I pull open a drawer in the butcher block counter. “And that’s because I made an emergency call to Jamie when you were showering, and she dropped these off.”
I hand him the box of cookies and watch his eyes go wide. He’s a little boy on Christmas morning. It’s a good feeling.
“Milk?” I say.
“Please.”
I hurry and get him a glass.
“You are a princess,” he breathes. He takes a bite of cookie, then a long swig of milk.

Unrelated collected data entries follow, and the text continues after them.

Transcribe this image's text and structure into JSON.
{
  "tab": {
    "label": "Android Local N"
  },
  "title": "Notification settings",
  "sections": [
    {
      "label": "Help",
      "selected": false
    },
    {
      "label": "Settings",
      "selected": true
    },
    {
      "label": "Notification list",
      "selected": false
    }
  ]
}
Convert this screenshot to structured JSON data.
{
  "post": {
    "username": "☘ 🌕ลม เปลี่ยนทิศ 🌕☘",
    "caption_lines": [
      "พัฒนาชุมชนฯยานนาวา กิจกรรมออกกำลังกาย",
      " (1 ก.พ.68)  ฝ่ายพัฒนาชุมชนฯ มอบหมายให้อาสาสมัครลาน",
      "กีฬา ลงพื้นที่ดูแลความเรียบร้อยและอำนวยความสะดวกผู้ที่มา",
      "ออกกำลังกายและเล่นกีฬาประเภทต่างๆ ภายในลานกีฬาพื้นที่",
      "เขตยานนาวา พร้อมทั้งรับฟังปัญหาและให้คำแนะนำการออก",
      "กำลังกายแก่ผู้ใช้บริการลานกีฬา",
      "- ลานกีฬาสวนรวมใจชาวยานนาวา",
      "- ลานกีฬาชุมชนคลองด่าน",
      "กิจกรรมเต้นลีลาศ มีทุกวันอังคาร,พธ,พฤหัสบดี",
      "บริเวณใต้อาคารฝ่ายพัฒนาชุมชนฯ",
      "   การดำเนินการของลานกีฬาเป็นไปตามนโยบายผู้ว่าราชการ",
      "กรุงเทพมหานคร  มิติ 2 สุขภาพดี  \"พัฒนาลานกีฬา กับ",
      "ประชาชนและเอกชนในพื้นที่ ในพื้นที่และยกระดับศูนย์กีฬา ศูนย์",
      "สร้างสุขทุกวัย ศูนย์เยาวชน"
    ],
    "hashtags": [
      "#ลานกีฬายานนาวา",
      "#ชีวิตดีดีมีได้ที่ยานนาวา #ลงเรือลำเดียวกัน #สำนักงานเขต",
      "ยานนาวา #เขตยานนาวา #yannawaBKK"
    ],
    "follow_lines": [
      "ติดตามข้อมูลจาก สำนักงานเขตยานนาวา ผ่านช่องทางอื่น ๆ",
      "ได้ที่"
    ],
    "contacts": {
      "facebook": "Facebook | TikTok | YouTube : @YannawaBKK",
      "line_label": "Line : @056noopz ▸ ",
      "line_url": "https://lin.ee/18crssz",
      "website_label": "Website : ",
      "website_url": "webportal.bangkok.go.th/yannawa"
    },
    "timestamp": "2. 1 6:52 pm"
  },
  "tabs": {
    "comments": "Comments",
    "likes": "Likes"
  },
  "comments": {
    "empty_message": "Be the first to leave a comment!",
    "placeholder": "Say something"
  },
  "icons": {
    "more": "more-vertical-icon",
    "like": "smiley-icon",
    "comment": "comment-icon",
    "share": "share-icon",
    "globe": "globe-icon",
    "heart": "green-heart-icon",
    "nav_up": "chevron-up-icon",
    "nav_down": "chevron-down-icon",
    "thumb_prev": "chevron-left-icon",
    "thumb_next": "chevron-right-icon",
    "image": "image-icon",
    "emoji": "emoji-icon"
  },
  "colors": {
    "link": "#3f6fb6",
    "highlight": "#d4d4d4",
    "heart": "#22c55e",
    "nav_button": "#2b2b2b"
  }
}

“Go on.” I nudge him with my shoulder. “Tell me more.”
“You are gorgeous, thoughtful, and sexy.” He shoves the whole cookie in his mouth and chews. “You’re the besht,” he says, spraying crumbs.
He eats four more cookies and drinks half the glass of milk, then sets it down.
“Of course, I can’t do this every day,” he says regretfully, looking at the cookies.
“You need to give yourself a break,” I tell him. “You’ve always driven yourself so hard. I saw it in high school – you just got more and more intense. You always had to be the top of the class, the best at lacrosse, better than everyone else, but it never seemed to be good enough. The same thing with the running, and your diet. It’s like you’re constantly competing in some contest that you’ll never let yourself win.”
“Well, I… Yeah. You’re not wrong.”
“I’m not saying that you should gorge on chocolate-chip cookies all day long. You’re capable of moderation. It’s just that every time you eat something delicious, or relax a little bit, you beat yourself up for it. If you never let yourself enjoy the rewards of your hard work, what’s life for?”
“God, you’re so smart. How can someone who’s so pretty be so smart? One more,” he says, and grabs another cookie.
Then he looks down at the box. “I’m being a very bad husband.” He holds out a cookie to me.
I take a bite, and the chocolate gooiness melts and caresses my tastebuds like a lover. I moan aloud.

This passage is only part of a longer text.